医薬品の適応外の使用を推奨することは薬機法に抵触するおそれがあります。
乾皮症などに処方される「ヒルドイド」について、製造販売元のマルホが、美容目的での使用を推奨していると受け取られかねない記事が一部雑誌やインターネットに掲載されていると注意を促しています。

ヒルドイド(マルホのWebサイトより)
ヒルドイドなどのヘパリン類似物質製剤は、肌の乾燥の治療に使われています。このことから、キュレーションサイトなど一部では「医者も認める魔法の美肌クリーム」「究極のアンチエイジングクリーム」などという記述も見られます。

マルホは、これまでヒルドイドに関して美容目的で推奨する記事を確認した場合に、発行元・配信元に、化粧品のように紹介することは控えてほしいと要請し、医薬品の適応外の使用を推奨することは「医薬品、医療機器等の品質、有効性及び安全性の確保等に関する法律(薬機法)」に抵触するおそれがある旨を注意喚起しているとのこと。

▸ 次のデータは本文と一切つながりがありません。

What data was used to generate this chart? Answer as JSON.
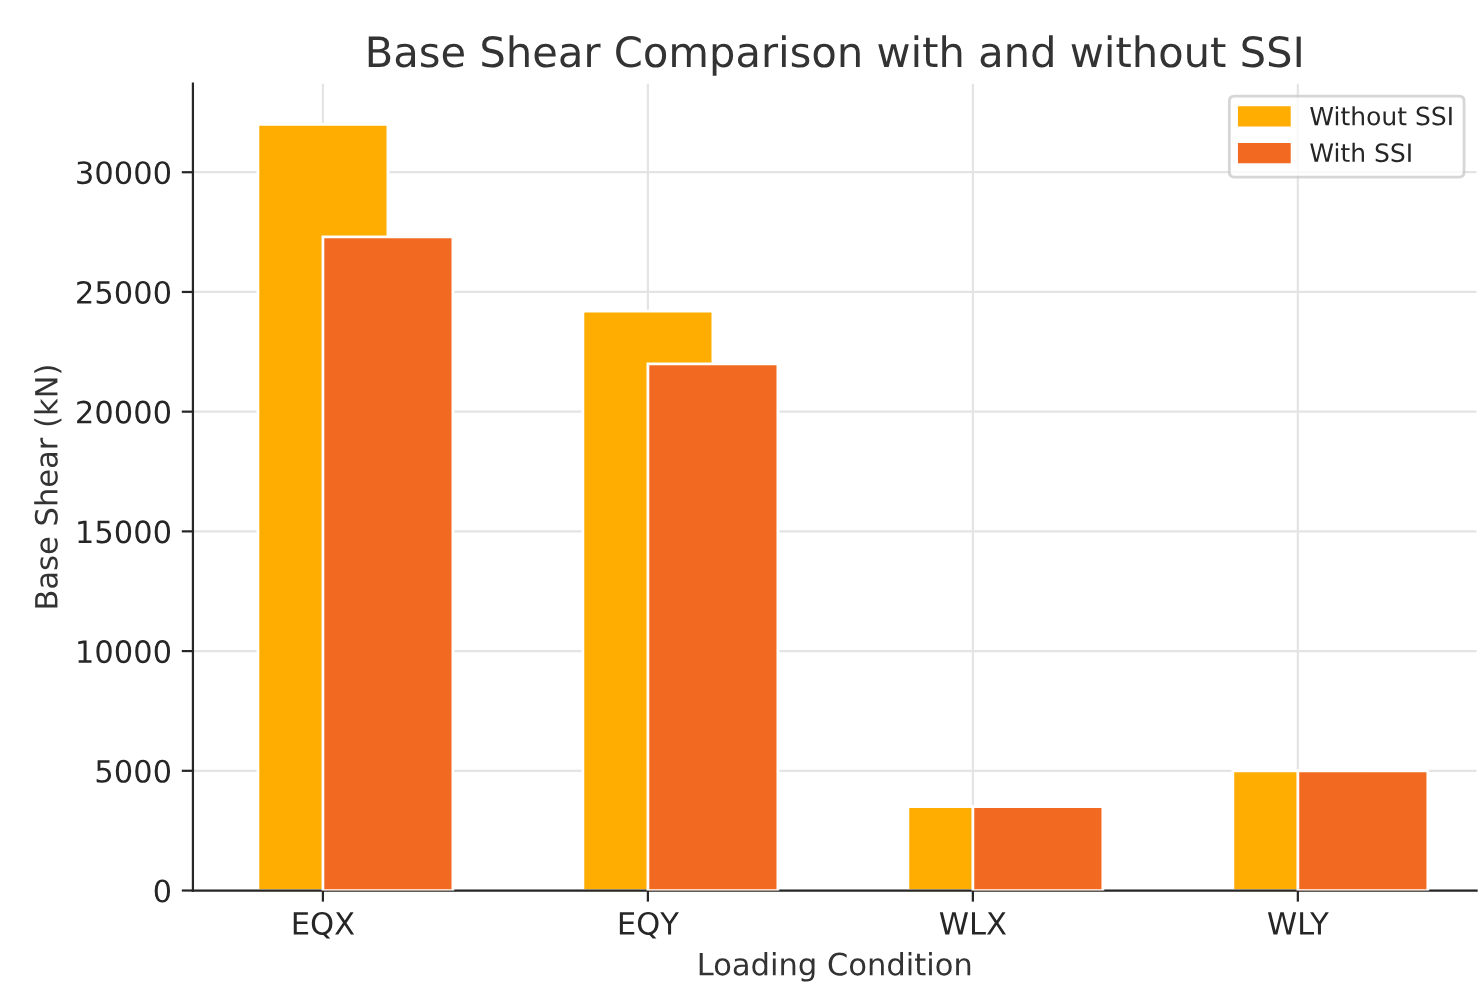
{
  "chart_data": {
    "type": "bar",
    "title": "Base Shear Comparison with and without SSI",
    "xlabel": "Loading Condition",
    "ylabel": "Base Shear (kN)",
    "categories": [
      "EQX",
      "EQY",
      "WLX",
      "WLY"
    ],
    "series": [
      {
        "name": "Without SSI",
        "color": "#ffad00",
        "values": [
          32000,
          24200,
          3500,
          5000
        ]
      },
      {
        "name": "With SSI",
        "color": "#f26a21",
        "values": [
          27300,
          22000,
          3500,
          5000
        ]
      }
    ],
    "ylim": [
      0,
      33700
    ],
    "yticks": [
      0,
      5000,
      10000,
      15000,
      20000,
      25000,
      30000
    ],
    "grid": true,
    "legend": "top right"
  }
}
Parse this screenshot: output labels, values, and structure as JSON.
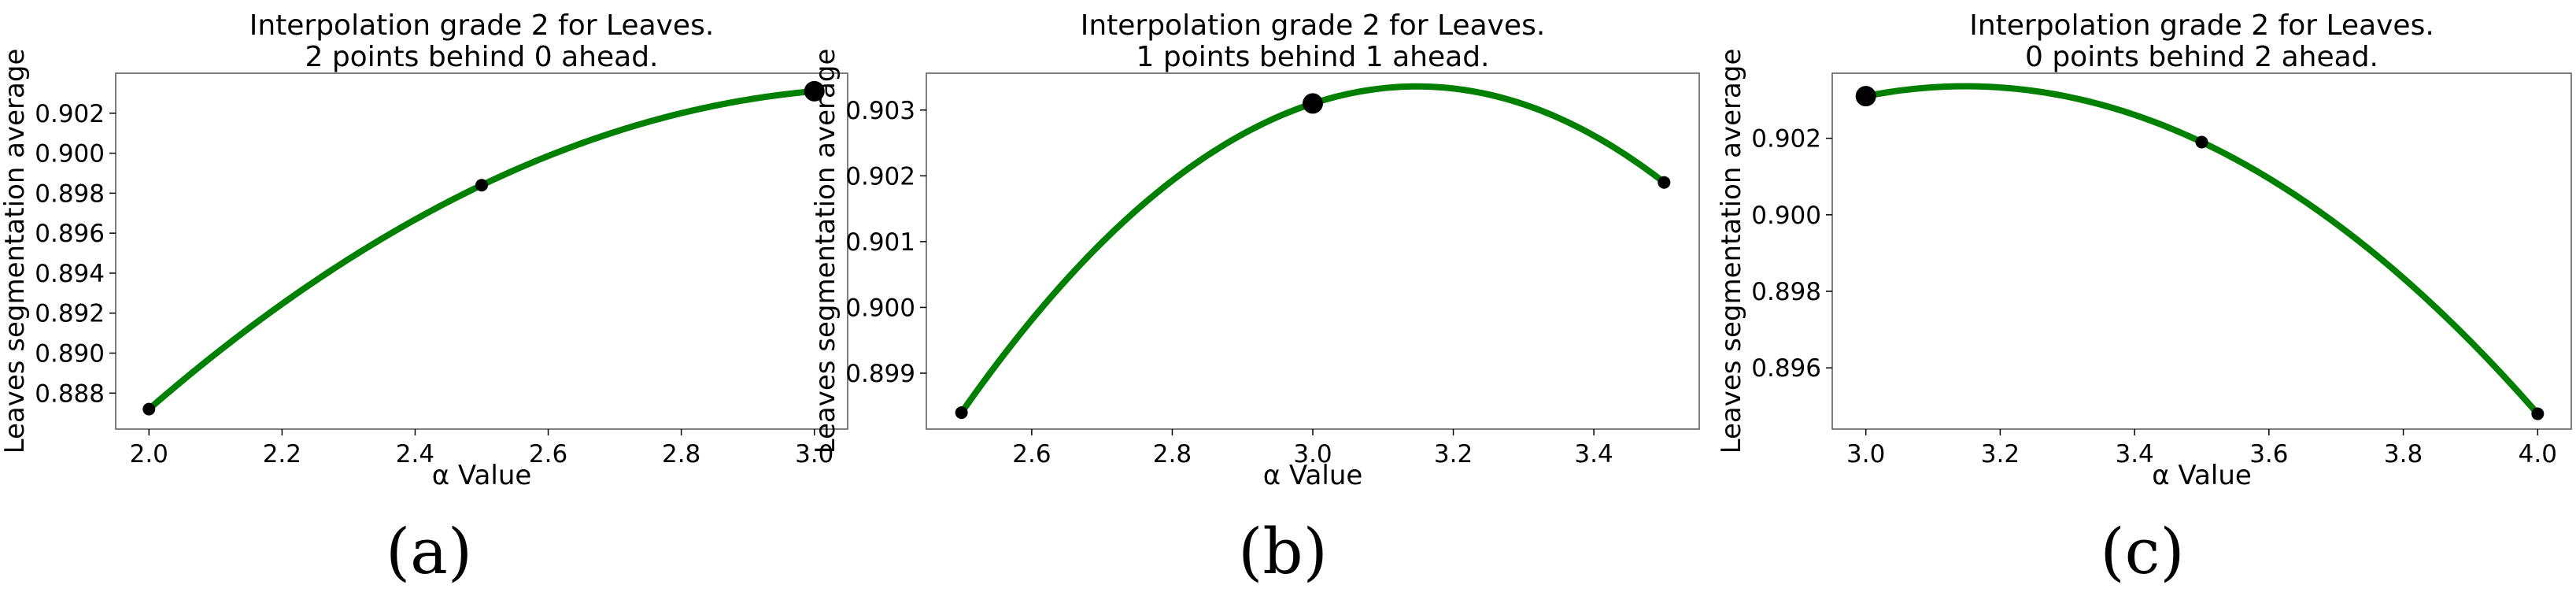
{
  "chart_data": [
    {
      "type": "line",
      "title": "Interpolation grade 2 for Leaves.",
      "subtitle": "2 points behind 0 ahead.",
      "xlabel": "α Value",
      "ylabel": "Leaves segmentation average",
      "panel_label": "(a)",
      "xlim": [
        1.95,
        3.05
      ],
      "ylim": [
        0.8862,
        0.904
      ],
      "xticks": [
        2.0,
        2.2,
        2.4,
        2.6,
        2.8,
        3.0
      ],
      "xtick_labels": [
        "2.0",
        "2.2",
        "2.4",
        "2.6",
        "2.8",
        "3.0"
      ],
      "yticks": [
        0.888,
        0.89,
        0.892,
        0.894,
        0.896,
        0.898,
        0.9,
        0.902
      ],
      "ytick_labels": [
        "0.888",
        "0.890",
        "0.892",
        "0.894",
        "0.896",
        "0.898",
        "0.900",
        "0.902"
      ],
      "points": [
        {
          "x": 2.0,
          "y": 0.8872,
          "highlight": false
        },
        {
          "x": 2.5,
          "y": 0.8984,
          "highlight": false
        },
        {
          "x": 3.0,
          "y": 0.9031,
          "highlight": true
        }
      ],
      "curve_range": [
        2.0,
        3.0
      ],
      "grid": false
    },
    {
      "type": "line",
      "title": "Interpolation grade 2 for Leaves.",
      "subtitle": "1 points behind 1 ahead.",
      "xlabel": "α Value",
      "ylabel": "Leaves segmentation average",
      "panel_label": "(b)",
      "xlim": [
        2.45,
        3.55
      ],
      "ylim": [
        0.89815,
        0.90356
      ],
      "xticks": [
        2.6,
        2.8,
        3.0,
        3.2,
        3.4
      ],
      "xtick_labels": [
        "2.6",
        "2.8",
        "3.0",
        "3.2",
        "3.4"
      ],
      "yticks": [
        0.899,
        0.9,
        0.901,
        0.902,
        0.903
      ],
      "ytick_labels": [
        "0.899",
        "0.900",
        "0.901",
        "0.902",
        "0.903"
      ],
      "points": [
        {
          "x": 2.5,
          "y": 0.8984,
          "highlight": false
        },
        {
          "x": 3.0,
          "y": 0.9031,
          "highlight": true
        },
        {
          "x": 3.5,
          "y": 0.9019,
          "highlight": false
        }
      ],
      "curve_range": [
        2.5,
        3.5
      ],
      "grid": false
    },
    {
      "type": "line",
      "title": "Interpolation grade 2 for Leaves.",
      "subtitle": "0 points behind 2 ahead.",
      "xlabel": "α Value",
      "ylabel": "Leaves segmentation average",
      "panel_label": "(c)",
      "xlim": [
        2.95,
        4.05
      ],
      "ylim": [
        0.8944,
        0.9037
      ],
      "xticks": [
        3.0,
        3.2,
        3.4,
        3.6,
        3.8,
        4.0
      ],
      "xtick_labels": [
        "3.0",
        "3.2",
        "3.4",
        "3.6",
        "3.8",
        "4.0"
      ],
      "yticks": [
        0.896,
        0.898,
        0.9,
        0.902
      ],
      "ytick_labels": [
        "0.896",
        "0.898",
        "0.900",
        "0.902"
      ],
      "points": [
        {
          "x": 3.0,
          "y": 0.9031,
          "highlight": true
        },
        {
          "x": 3.5,
          "y": 0.9019,
          "highlight": false
        },
        {
          "x": 4.0,
          "y": 0.8948,
          "highlight": false
        }
      ],
      "curve_range": [
        3.0,
        4.0
      ],
      "grid": false
    }
  ],
  "colors": {
    "curve": "#008000",
    "marker": "#000000",
    "axes": "#555555"
  }
}
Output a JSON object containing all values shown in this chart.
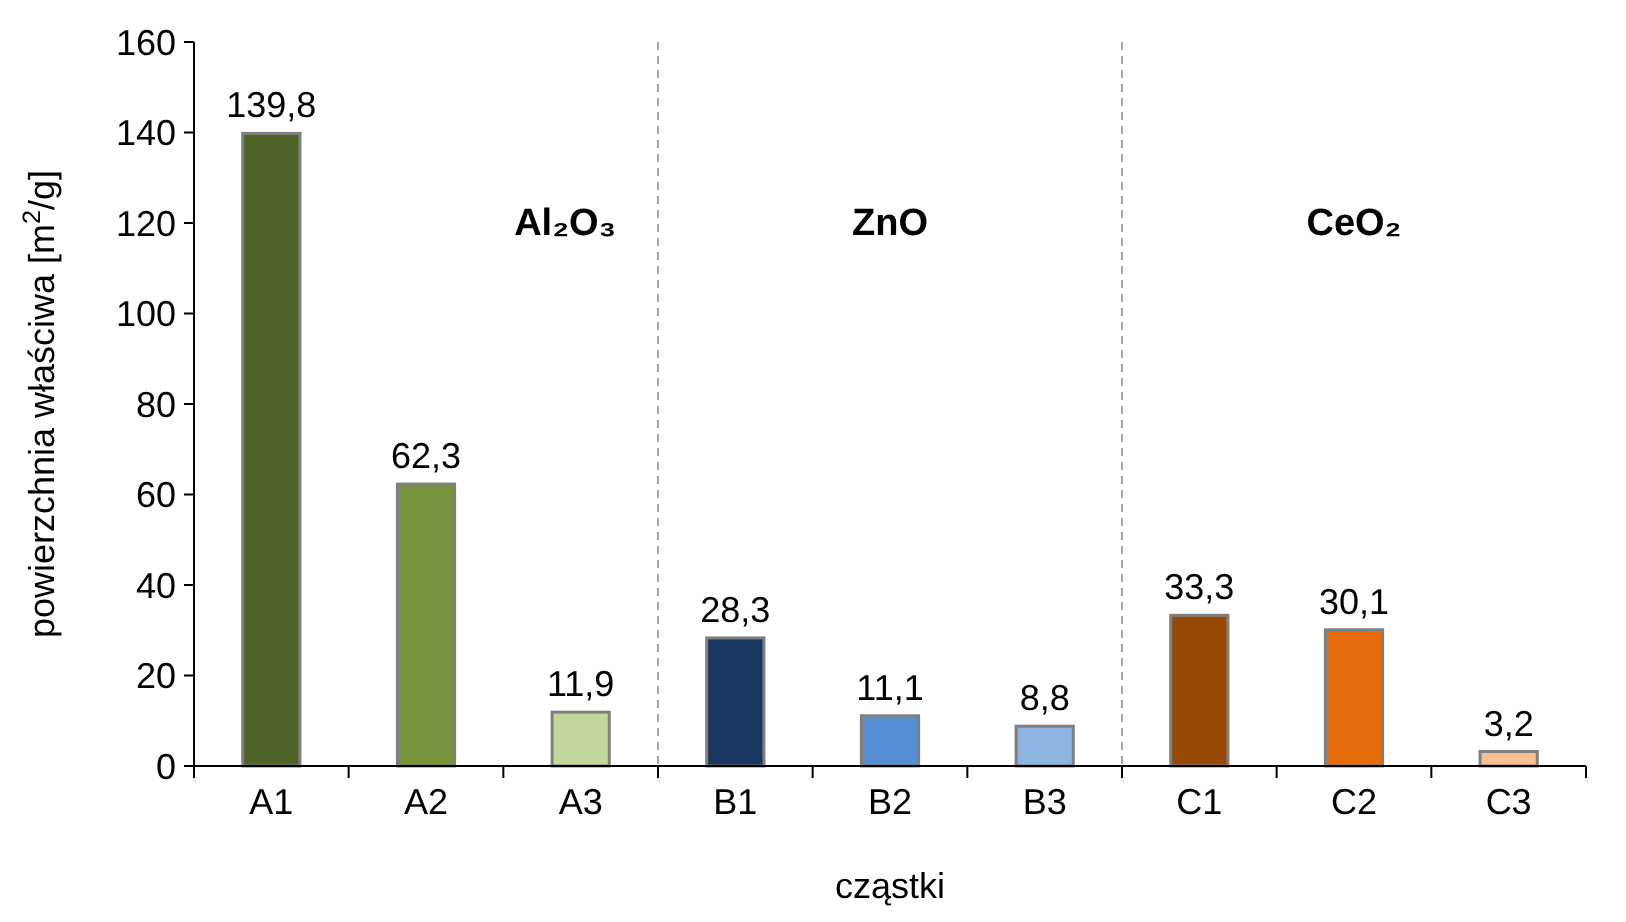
{
  "chart_data": {
    "type": "bar",
    "xlabel": "cząstki",
    "ylabel": "powierzchnia właściwa [m$^{2}$/g]",
    "categories": [
      "A1",
      "A2",
      "A3",
      "B1",
      "B2",
      "B3",
      "C1",
      "C2",
      "C3"
    ],
    "values": [
      139.8,
      62.3,
      11.9,
      28.3,
      11.1,
      8.8,
      33.3,
      30.1,
      3.2
    ],
    "colors": [
      "#4f6228",
      "#77933c",
      "#c3d69b",
      "#17375e",
      "#558ed5",
      "#8db3e2",
      "#984807",
      "#e46c0a",
      "#fac090"
    ],
    "value_labels": [
      "139,8",
      "62,3",
      "11,9",
      "28,3",
      "11,1",
      "8,8",
      "33,3",
      "30,1",
      "3,2"
    ],
    "ylim": [
      0,
      160
    ],
    "yticks": [
      0,
      20,
      40,
      60,
      80,
      100,
      120,
      140,
      160
    ],
    "grid": false,
    "annotations": [
      "Al₂O₃",
      "ZnO",
      "CeO₂"
    ]
  }
}
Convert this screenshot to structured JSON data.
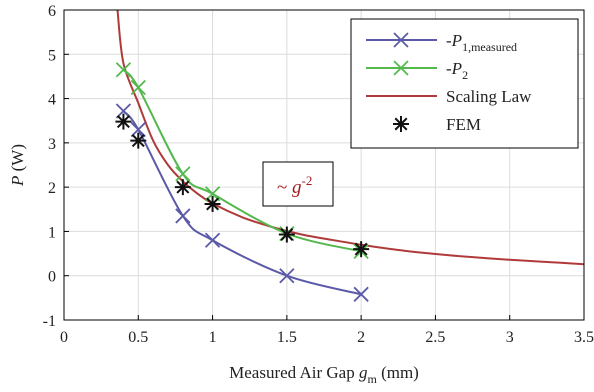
{
  "chart_data": {
    "type": "line",
    "title": "",
    "xlabel": "Measured Air Gap g_m (mm)",
    "xlabel_parts": {
      "prefix": "Measured Air Gap ",
      "var": "g",
      "sub": "m",
      "suffix": " (mm)"
    },
    "ylabel": "P (W)",
    "ylabel_parts": {
      "var": "P",
      "suffix": " (W)"
    },
    "xlim": [
      0,
      3.5
    ],
    "ylim": [
      -1,
      6
    ],
    "xticks": [
      "0",
      "0.5",
      "1",
      "1.5",
      "2",
      "2.5",
      "3",
      "3.5"
    ],
    "xtick_values": [
      0,
      0.5,
      1,
      1.5,
      2,
      2.5,
      3,
      3.5
    ],
    "yticks": [
      "-1",
      "0",
      "1",
      "2",
      "3",
      "4",
      "5",
      "6"
    ],
    "ytick_values": [
      -1,
      0,
      1,
      2,
      3,
      4,
      5,
      6
    ],
    "grid": true,
    "legend_position": "top-right",
    "annotation": {
      "text": "~ g",
      "var": "g",
      "exponent": "-2",
      "color": "#a61c1c",
      "x": 1.55,
      "y": 2.5
    },
    "series": [
      {
        "name": "-P1,measured",
        "legend": {
          "prefix": "-",
          "var": "P",
          "sub": "1,measured"
        },
        "color": "#5a5aa8",
        "marker": "x",
        "x": [
          0.4,
          0.5,
          0.8,
          1.0,
          1.5,
          2.0
        ],
        "y": [
          3.72,
          3.3,
          1.35,
          0.8,
          0.0,
          -0.42
        ]
      },
      {
        "name": "-P2",
        "legend": {
          "prefix": "-",
          "var": "P",
          "sub": "2"
        },
        "color": "#55b84e",
        "marker": "x",
        "x": [
          0.4,
          0.5,
          0.8,
          1.0,
          1.5,
          2.0
        ],
        "y": [
          4.65,
          4.25,
          2.3,
          1.85,
          0.95,
          0.55
        ]
      },
      {
        "name": "Scaling Law",
        "legend": {
          "text": "Scaling Law"
        },
        "color": "#b03a3a",
        "marker": "none",
        "x": [
          0.36,
          0.4,
          0.5,
          0.6,
          0.7,
          0.8,
          0.9,
          1.0,
          1.2,
          1.4,
          1.6,
          1.8,
          2.0,
          2.25,
          2.5,
          2.75,
          3.0,
          3.25,
          3.5
        ],
        "y": [
          6.0,
          4.8,
          3.9,
          3.05,
          2.5,
          2.13,
          1.85,
          1.63,
          1.32,
          1.1,
          0.93,
          0.81,
          0.7,
          0.58,
          0.49,
          0.42,
          0.36,
          0.31,
          0.26
        ]
      },
      {
        "name": "FEM",
        "legend": {
          "text": "FEM"
        },
        "color": "#111111",
        "marker": "asterisk",
        "x": [
          0.4,
          0.5,
          0.8,
          1.0,
          1.5,
          2.0
        ],
        "y": [
          3.48,
          3.05,
          2.0,
          1.62,
          0.93,
          0.6
        ]
      }
    ]
  }
}
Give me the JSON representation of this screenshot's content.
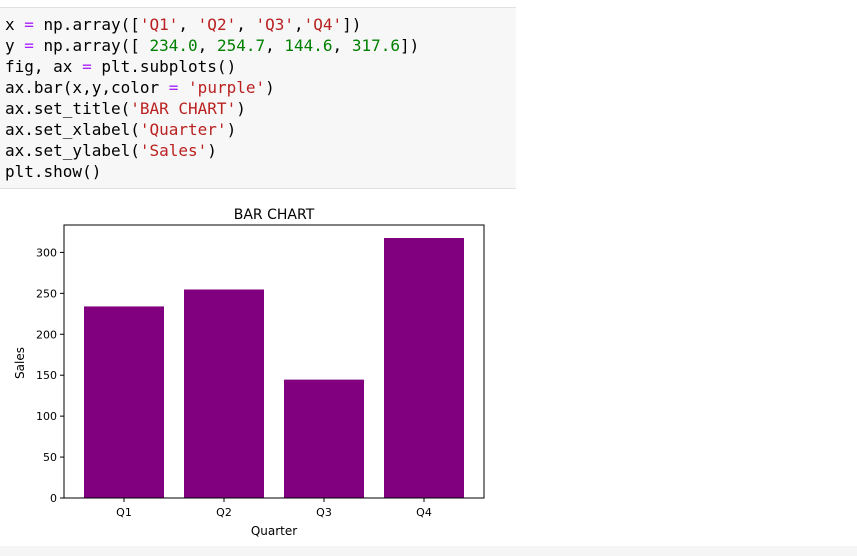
{
  "code_cell": {
    "lines": [
      [
        {
          "t": "x ",
          "k": "n"
        },
        {
          "t": "=",
          "k": "op"
        },
        {
          "t": " np.array([",
          "k": "n"
        },
        {
          "t": "'Q1'",
          "k": "str"
        },
        {
          "t": ", ",
          "k": "n"
        },
        {
          "t": "'Q2'",
          "k": "str"
        },
        {
          "t": ", ",
          "k": "n"
        },
        {
          "t": "'Q3'",
          "k": "str"
        },
        {
          "t": ",",
          "k": "n"
        },
        {
          "t": "'Q4'",
          "k": "str"
        },
        {
          "t": "])",
          "k": "n"
        }
      ],
      [
        {
          "t": "y ",
          "k": "n"
        },
        {
          "t": "=",
          "k": "op"
        },
        {
          "t": " np.array([ ",
          "k": "n"
        },
        {
          "t": "234.0",
          "k": "num"
        },
        {
          "t": ", ",
          "k": "n"
        },
        {
          "t": "254.7",
          "k": "num"
        },
        {
          "t": ", ",
          "k": "n"
        },
        {
          "t": "144.6",
          "k": "num"
        },
        {
          "t": ", ",
          "k": "n"
        },
        {
          "t": "317.6",
          "k": "num"
        },
        {
          "t": "])",
          "k": "n"
        }
      ],
      [
        {
          "t": "fig, ax ",
          "k": "n"
        },
        {
          "t": "=",
          "k": "op"
        },
        {
          "t": " plt.subplots()",
          "k": "n"
        }
      ],
      [
        {
          "t": "ax.bar(x,y,color ",
          "k": "n"
        },
        {
          "t": "=",
          "k": "op"
        },
        {
          "t": " ",
          "k": "n"
        },
        {
          "t": "'purple'",
          "k": "str"
        },
        {
          "t": ")",
          "k": "n"
        }
      ],
      [
        {
          "t": "ax.set_title(",
          "k": "n"
        },
        {
          "t": "'BAR CHART'",
          "k": "str"
        },
        {
          "t": ")",
          "k": "n"
        }
      ],
      [
        {
          "t": "ax.set_xlabel(",
          "k": "n"
        },
        {
          "t": "'Quarter'",
          "k": "str"
        },
        {
          "t": ")",
          "k": "n"
        }
      ],
      [
        {
          "t": "ax.set_ylabel(",
          "k": "n"
        },
        {
          "t": "'Sales'",
          "k": "str"
        },
        {
          "t": ")",
          "k": "n"
        }
      ],
      [
        {
          "t": "plt.show()",
          "k": "n"
        }
      ]
    ]
  },
  "chart_data": {
    "type": "bar",
    "title": "BAR CHART",
    "xlabel": "Quarter",
    "ylabel": "Sales",
    "categories": [
      "Q1",
      "Q2",
      "Q3",
      "Q4"
    ],
    "values": [
      234.0,
      254.7,
      144.6,
      317.6
    ],
    "ylim": [
      0,
      333.48
    ],
    "yticks": [
      0,
      50,
      100,
      150,
      200,
      250,
      300
    ],
    "bar_color": "#800080",
    "grid": false
  }
}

医師が必要に応じて処方しているヒルドイドについて、「患者さんが自己判断で治療以外の目的で使用することは、適切な効果が見込めないだけでなく、思わぬ副作用が発現するリスクがあります」と同社は述べ、今後も美容目的での使用を推奨していると受け取られかねない記事に対して厳しい姿勢で臨むとしています。
9月には健康保険組合連合会が「政策立案に資するレセプト分析に関する調査研究III」で、ヒルドイドなどの保湿剤を化粧品代わりに処方してもらうことが流行している可能性が高いとし、「中長期的には、海外の保険収載の状況や一般用医薬品の流通の状況等を踏まえ、保湿剤の処方そのものを保険適用外とすることも検討すべきである」と提言。
皮膚疾患でヒルドイドの処方を受けている人からは、「美容目的で使う人のために保険適用外になると困る」といった声が上がっています。